BTW - my baby needed resucitation after being born at home. My two IMs were superb, calm, totally on the ball, fully prepared and drilled to within an inch of their lives.... I have heard of so many hospital midwives panicking and flapping in similar scenarios, which makes the whole situation so much more traumatic for the mum.

Georgimama · 06/09/2009 22:17

Have you read this comment by Chris Warren of the Independent Midwives Association?

"Even if the wishes of a mother impair the safety of a birth, we will accept that."

That is pretty alarming IMHO. And hardly "standing up for what they believe to be best for women and babies."

sabire · 06/09/2009 22:24

What do you suggest they do - refuse to provide care for the mother if she doesn't do as she's told? Or try to force a woman to accept treatment against her wishes?

As long as the mother is making an informed choice and is aware of the risks to her and her baby of any particular course of action then the midwife has fulfilled her role.

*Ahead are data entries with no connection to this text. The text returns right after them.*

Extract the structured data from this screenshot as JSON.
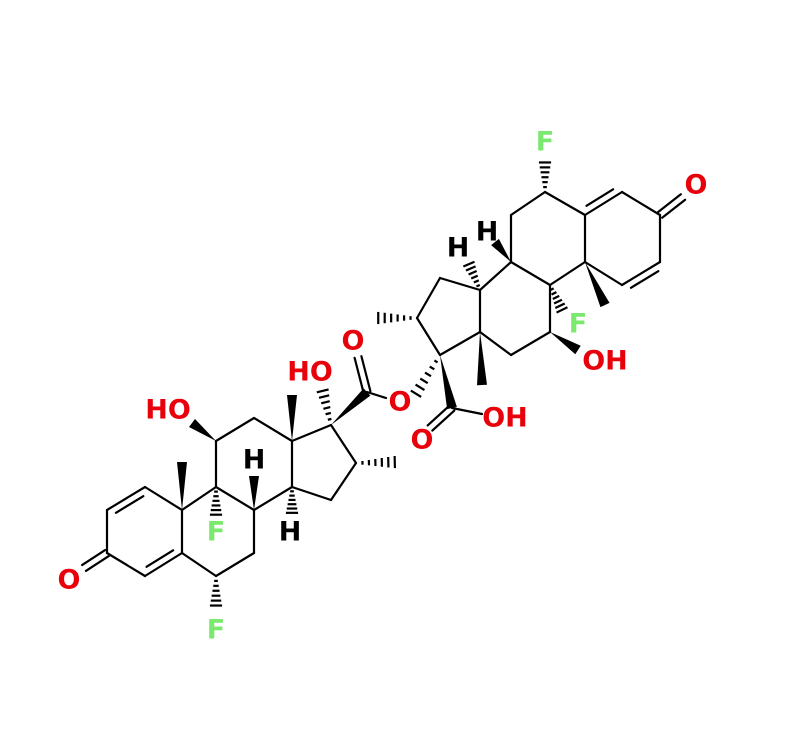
{
  "molecule": {
    "colors": {
      "carbon": "#000000",
      "oxygen": "#e8000b",
      "fluorine": "#7be86e",
      "hydrogen": "#000000"
    },
    "left_unit": {
      "labels": {
        "ho_c11": "HO",
        "ho_c17": "HO",
        "o_ketone": "O",
        "o_ester_carbonyl": "O",
        "o_ester_link": "O",
        "f_c6": "F",
        "f_c9": "F",
        "h_c8": "H",
        "h_c14": "H"
      }
    },
    "right_unit": {
      "labels": {
        "f_c6": "F",
        "f_c9": "F",
        "o_ketone": "O",
        "oh_c11": "OH",
        "o_acid_carbonyl": "O",
        "oh_acid": "OH",
        "h_c8": "H",
        "h_c14": "H"
      }
    }
  }
}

The midwife's role is to advise the mother as to what is safest for her and her baby, and to provide the best care she can.

TotalChaos · 06/09/2009 22:32

yanbu.

LuluMaman · 07/09/2009 12:43

i do agree with that sabire, and i think i posted earlier that women have to take some responsibility for what happens if there are risks and they make an informed choice to take those risks

neither being in hospital with a NHS midwife or at home with an indie midwife is a cast iron guarantee that all will be well

Northernlurker · 07/09/2009 18:55

The risks women agree to take don't though, include being attended by someone who has failed to absorb a resus update because they don't expect to ever need it. That's the situation outlined by the OP and regrettably in every profession you get some people who just aren't safe in their jobs. Unfortunately HCPs are not exempt from that.